We also don’t have enough of the Schneider-Holz Top 220 waterproof wood fiber insulation top layer, and aren’t going to be able to get any more. We will have to improvise with some 1 1/2-inch and more housewrap, which at least have the virtue of being relatively cheap and easy to source. The snow and rain that is forecast means the crew won’t be on site for a couple of days.
We barely had time to notice that the roofers from Prestige Roofing had arrived before they had finished. We were all away for the time it took them, so we have no pictures of the roofing in progress, just the results! They did a great job.
We have arrived at the point where we have very little money, so we have had to go for the most basic choices, without compromising on the quality of the basic materials or the installation. So this is simple galvanized steel with no hidden fasteners or fancy designs. Environmentally, steel might have a fairly high embodied energy, but a steel roof has a long lifespan and it is entirely recyclable at the end of its useful life.
Building a porch roof to last
Despite the warm winter we’ve been having, Ontario is still a place that often gets plenty of snow. And you have to account for snow load on a house in all kinds of ways. With porches or any lower roof, you have to plan for the sudden shear forces from snow falling from the a higher main roof.
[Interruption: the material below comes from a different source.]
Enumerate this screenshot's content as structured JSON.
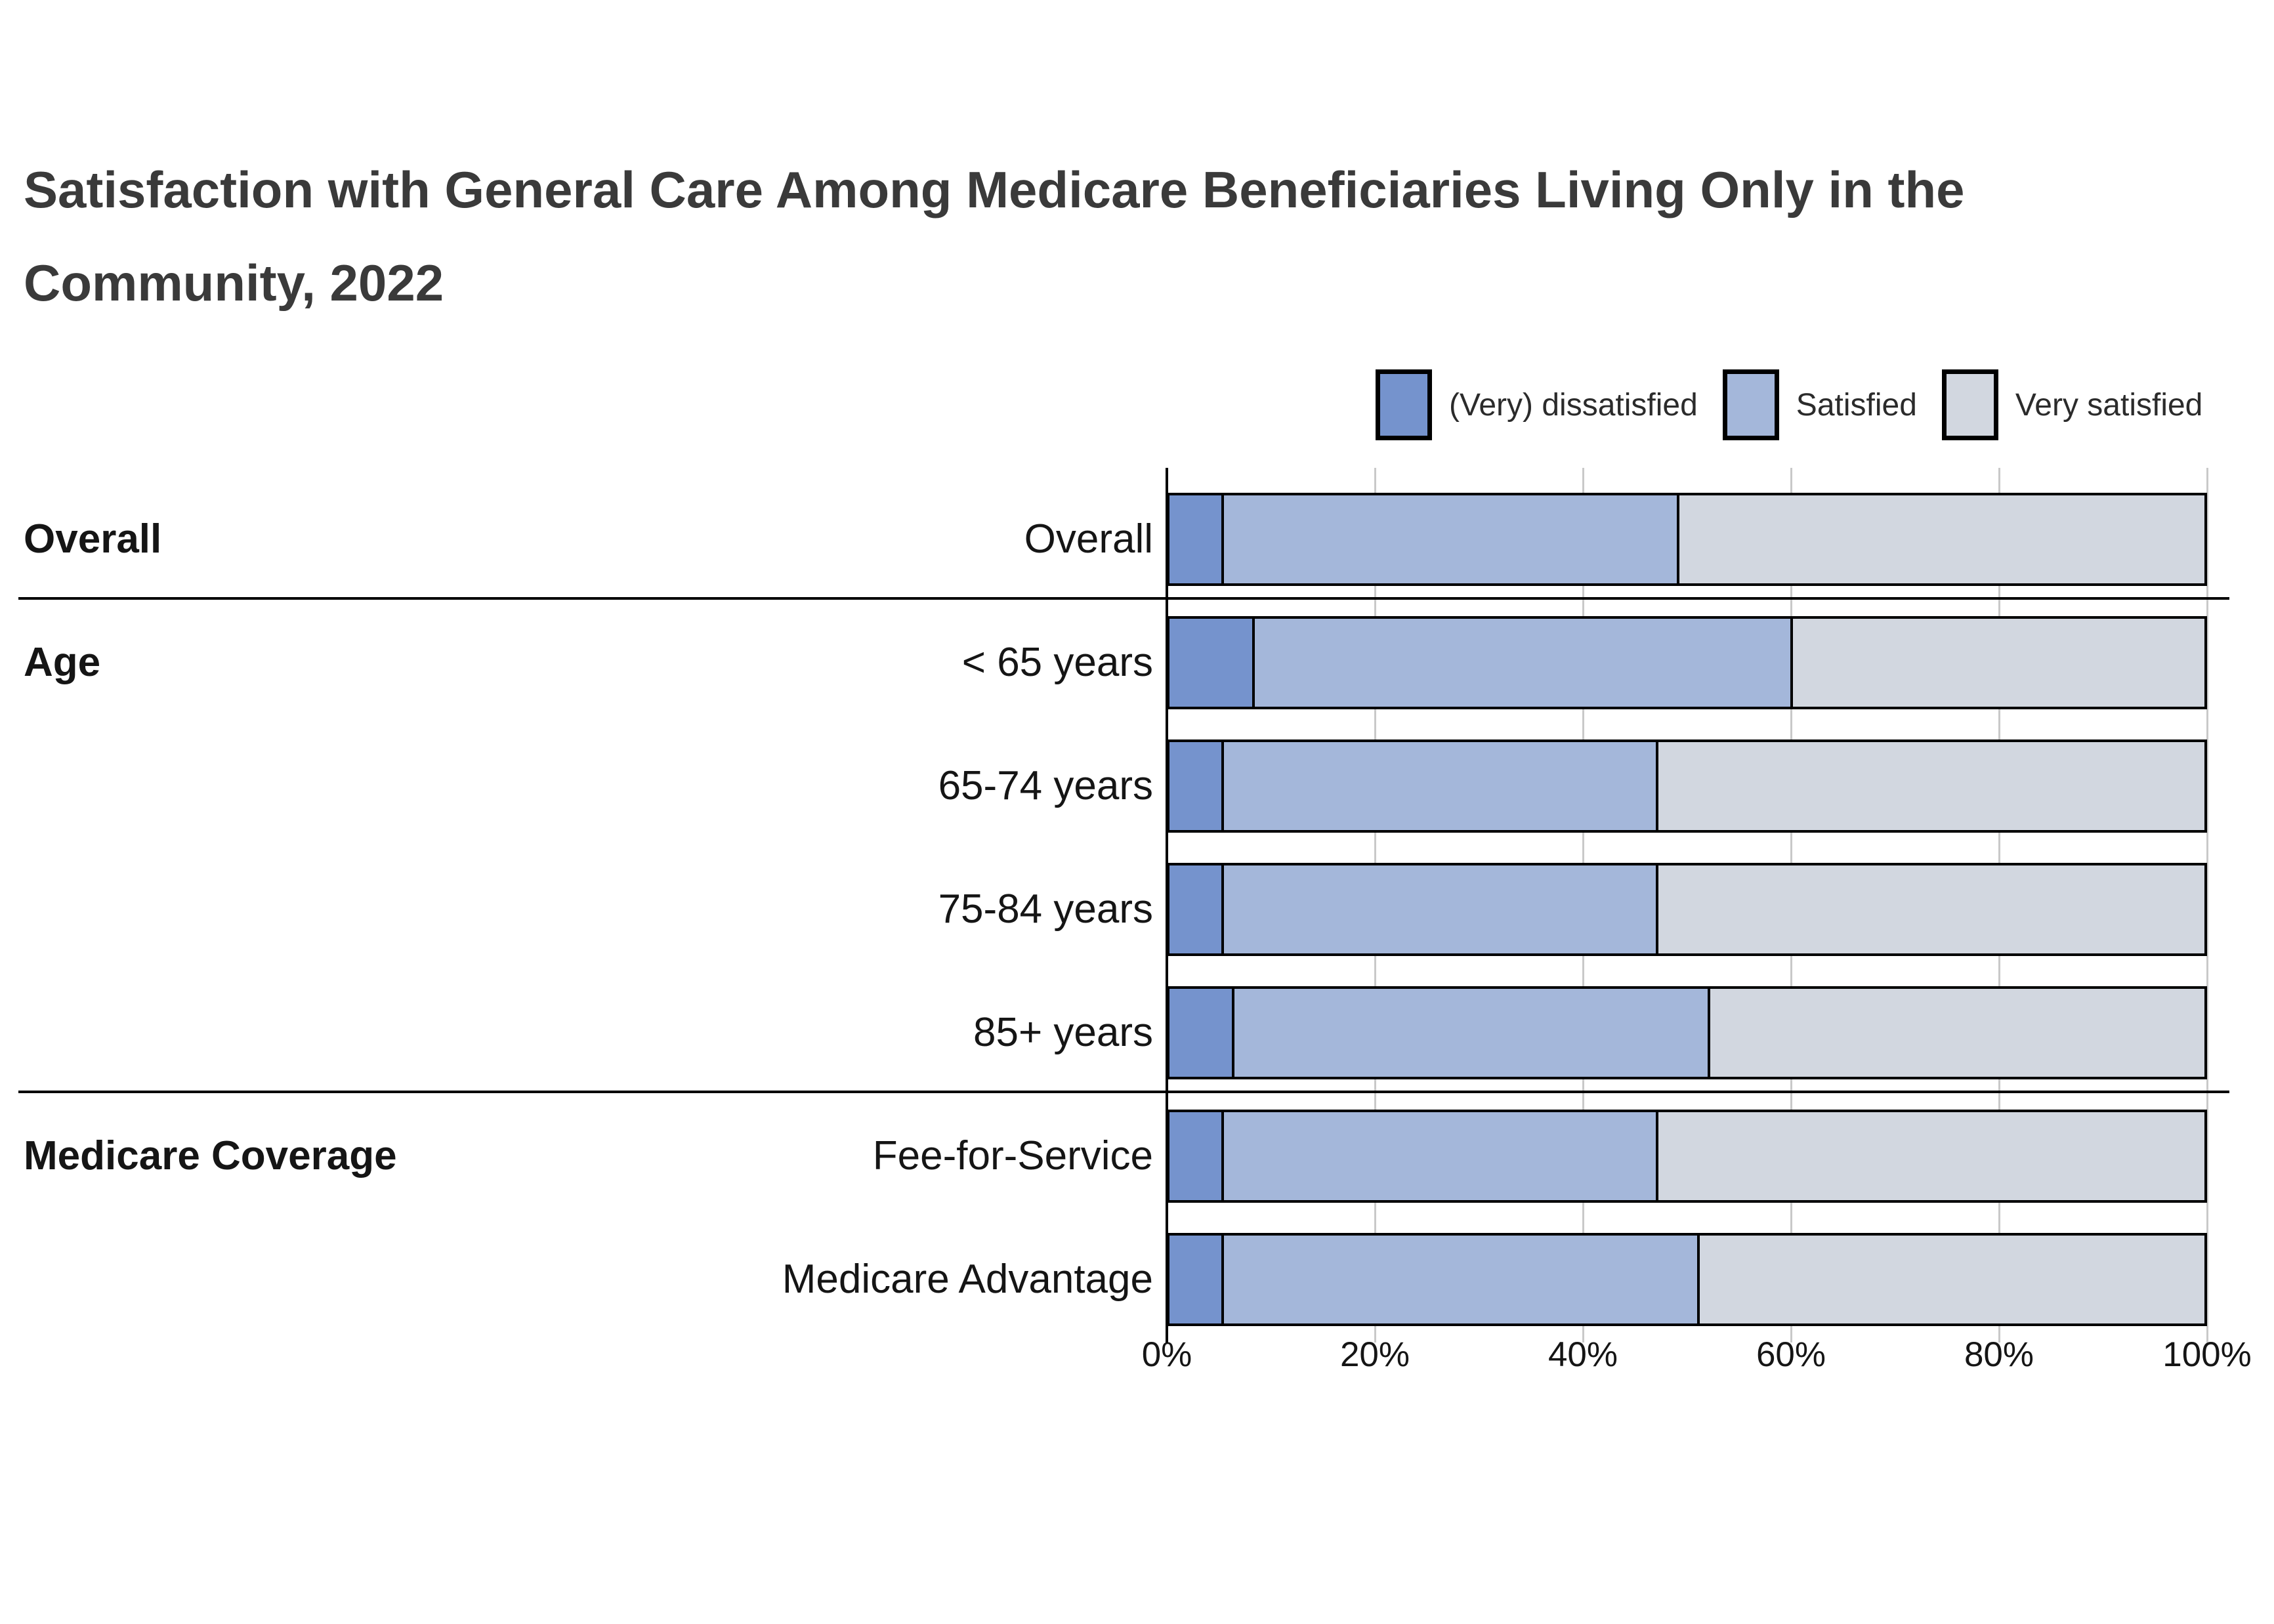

A lot of, let’s call them “country porches,” the kind of self-built, not-really-to-code constructions you see all over rural Ontario, look cute, but often aren’t built with shear forces in mind.
There are basically two ways of building a porch that is strong enough to resist these shear forces. One is to have the porch as a structurally independent construction, with two sets of posts — one on the outside, as all porches will have, and another on the inside next to the external wall of the house. The other option is to have the porch connected strongly to the structural elements of the house walls.
In our case, because the house has solid CLT walls, it is relatively easy to do the latter. This means that connections and the main beams for the porch roof have to be installed now, while we are wrapping the house in insulation.
Our porch components, like the main house assembly and the roof rafters, were also designed by Tomaz Stich and prefabricated by Merk in Germany, along with the rest of the house structure. The connections to the house were modeled after another CLT construction that Tomaz is involved in, located in Calgary, and manufactured by Chris of , our builder. The engineer who reviewed the design insisted on extra steel brackets, so the connections will be somewhat over-engineered, but they will definitely be strong enough to resist any sudden dump of snow, and probably could be hit by a meteorite from space.
Of course, the porch itself will have to wait until the rest of the house is finished and we are able to pour its separate foundation. Winter seems to be coming to an end, so maybe that won’t be so long after all!